This is a question from a sample midterm from my database course. The solution is not given to us for the midterm and i just wanted to ask if my solution is correct in any sense
Consider the following relation T=(N,A,I,V,L,P,C,D)
with the FD={N->AI , AV->LP, VC->PD, VL->P, LA->D, NP->IVL, CID-> LVP, AD->IP}
Find all candidate keys that consist of 3 attributes if any?
I attempted to solve the question and this is what i got:
Left Attributes = N,C
Middle Attributes = A,I,V,L,P,D
Right Attributes = None
I then made 3 attribute pairs with NC and found their closures:
NC+ = {NCAI} NO
NCA+ = {NCA} NO
NCI+ = {NCI} NO
NCV+ = {NCVPDAIL} = Get PD from VC->PD AND AI from N->AI and L from NP->IVL? Is this correct? If IV is already in there can I use this dependency to get L?
NCL+ ={NCLAIDVP} = Get AI from N->AI & D from LA->A and VP from CID->LVP using same logic from above?
NCP+ = {NCPAIVLD} straight forward using same logic from above
NCD+ = {NCDAILVD} YES
So i got 4 candidate keys that have 3 attributes in them. which are NCV, NCL, NCP, NCD.
So did i nail it or there should only be one candidate key which should be NCD?
Thank you!
You have given the correct answer. The relation has only four candidate keys, NCV, NCL, NCP, NCD, all with three attributes.

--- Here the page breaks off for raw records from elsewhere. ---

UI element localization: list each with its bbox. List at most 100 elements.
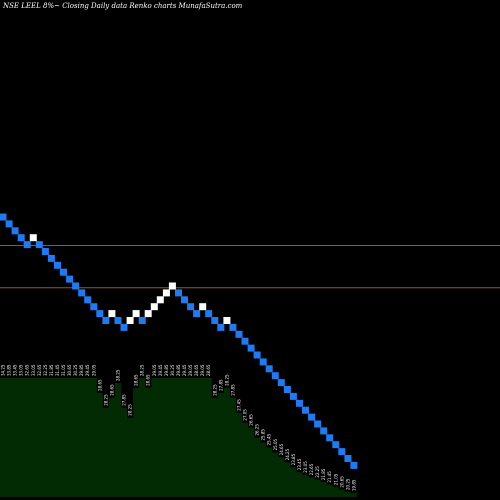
brick-value-label: 20.25 <box>345 478 350 490</box>
renko-brick <box>90 303 98 311</box>
brick-value-label: 26.65 <box>249 414 254 426</box>
brick-value-label: 28.25 <box>224 374 229 386</box>
brick-value-label: 28.25 <box>103 394 108 406</box>
renko-brick <box>259 358 267 366</box>
renko-brick <box>78 289 86 297</box>
brick-value-label: 20.65 <box>339 476 344 488</box>
brick-value-label: 29.45 <box>158 364 163 376</box>
brick-value-label: 29.45 <box>85 364 90 376</box>
brick-value-label: 30.25 <box>73 364 78 376</box>
brick-value-label: 30.25 <box>170 364 175 376</box>
renko-brick <box>302 406 309 414</box>
renko-brick <box>29 234 37 242</box>
renko-brick <box>156 296 164 304</box>
brick-value-label: 27.85 <box>230 384 235 396</box>
renko-brick <box>96 310 104 318</box>
renko-brick <box>120 323 128 331</box>
brick-value-label: 29.05 <box>188 364 193 376</box>
renko-brick <box>187 303 195 311</box>
renko-brick <box>296 399 303 407</box>
brick-value-label: 33.05 <box>19 364 24 376</box>
brick-value-label: 32.25 <box>43 364 48 376</box>
renko-brick <box>332 441 340 449</box>
brick-value-label: 23.85 <box>291 453 296 465</box>
renko-brick <box>126 317 134 324</box>
renko-brick <box>11 227 19 235</box>
renko-brick <box>229 323 237 331</box>
renko-brick <box>102 317 110 324</box>
renko-brick <box>168 282 176 290</box>
reference-lines-group <box>0 245 500 289</box>
renko-brick <box>41 248 49 255</box>
renko-brick <box>247 344 255 352</box>
renko-brick <box>150 303 158 311</box>
renko-brick <box>344 455 352 462</box>
renko-brick <box>217 323 225 331</box>
renko-brick <box>235 330 243 338</box>
brick-value-label: 22.25 <box>315 466 320 478</box>
brick-value-label: 22.65 <box>309 463 314 475</box>
renko-brick <box>223 317 231 324</box>
renko-brick <box>199 303 207 311</box>
brick-value-label: 28.25 <box>212 384 217 396</box>
renko-brick <box>271 372 279 380</box>
bricks-group <box>0 213 358 469</box>
renko-brick <box>47 254 55 262</box>
brick-value-label: 19.85 <box>351 479 356 491</box>
volume-area <box>0 378 357 497</box>
renko-brick <box>138 317 146 324</box>
brick-value-label: 29.85 <box>79 364 84 376</box>
volume-area-group <box>0 378 357 497</box>
brick-value-label: 28.65 <box>97 379 102 391</box>
brick-value-label: 28.65 <box>146 374 151 386</box>
brick-value-label: 33.85 <box>7 364 12 376</box>
renko-brick <box>277 379 285 387</box>
renko-brick <box>211 317 219 324</box>
renko-brick <box>289 392 297 400</box>
brick-value-label: 28.25 <box>140 364 145 376</box>
value-labels-group: 34.25 33.85 33.45 33.05 32.65 33.05 32.65 32.25… <box>1 364 357 491</box>
renko-brick <box>326 434 334 442</box>
renko-brick <box>0 213 7 221</box>
brick-value-label: 26.25 <box>255 424 260 436</box>
brick-value-label: 23.05 <box>303 461 308 473</box>
brick-value-label: 30.65 <box>67 364 72 376</box>
renko-brick <box>72 282 80 290</box>
renko-brick <box>54 261 61 269</box>
renko-brick <box>84 296 92 304</box>
brick-value-label: 31.45 <box>55 364 60 376</box>
brick-value-label: 25.85 <box>261 429 266 441</box>
renko-brick <box>265 365 273 373</box>
renko-brick <box>108 310 116 318</box>
brick-value-label: 28.25 <box>116 369 121 381</box>
brick-value-label: 31.85 <box>49 364 54 376</box>
renko-brick <box>5 220 13 228</box>
renko-brick <box>144 310 152 318</box>
brick-value-label: 29.05 <box>91 364 96 376</box>
renko-brick <box>320 427 328 435</box>
brick-value-label: 29.85 <box>176 364 181 376</box>
brick-value-label: 31.05 <box>61 364 66 376</box>
brick-value-label: 28.65 <box>206 364 211 376</box>
renko-brick <box>17 234 25 242</box>
renko-brick <box>338 448 346 456</box>
brick-value-label: 21.45 <box>327 471 332 483</box>
renko-brick <box>283 386 291 393</box>
renko-brick <box>205 310 213 318</box>
brick-value-label: 28.25 <box>128 404 133 416</box>
brick-value-label: 21.85 <box>321 468 326 480</box>
brick-value-label: 21.05 <box>333 473 338 485</box>
brick-value-label: 29.45 <box>182 364 187 376</box>
renko-brick <box>314 420 322 428</box>
renko-brick <box>60 268 67 276</box>
brick-value-label: 23.45 <box>297 458 302 470</box>
brick-value-label: 24.65 <box>279 443 284 455</box>
brick-value-label: 25.45 <box>267 433 272 445</box>
brick-value-label: 33.45 <box>13 364 18 376</box>
brick-value-label: 27.85 <box>218 379 223 391</box>
renko-brick <box>35 241 43 249</box>
brick-value-label: 33.05 <box>31 364 36 376</box>
brick-value-label: 34.25 <box>1 364 6 376</box>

N and C must be always be present in every key, since they appear only in the left part. Trying to add to them the other attributes and computing the closure is what is needed to check which are the keys. Note that NCA+ and NCI+ are equal to NC+ and produces NCAI. You should try also the combination NCAI+, but the result is the same. So, at the end, each of the four attributes V L P and D added to NC generates a key, and your answer is correct.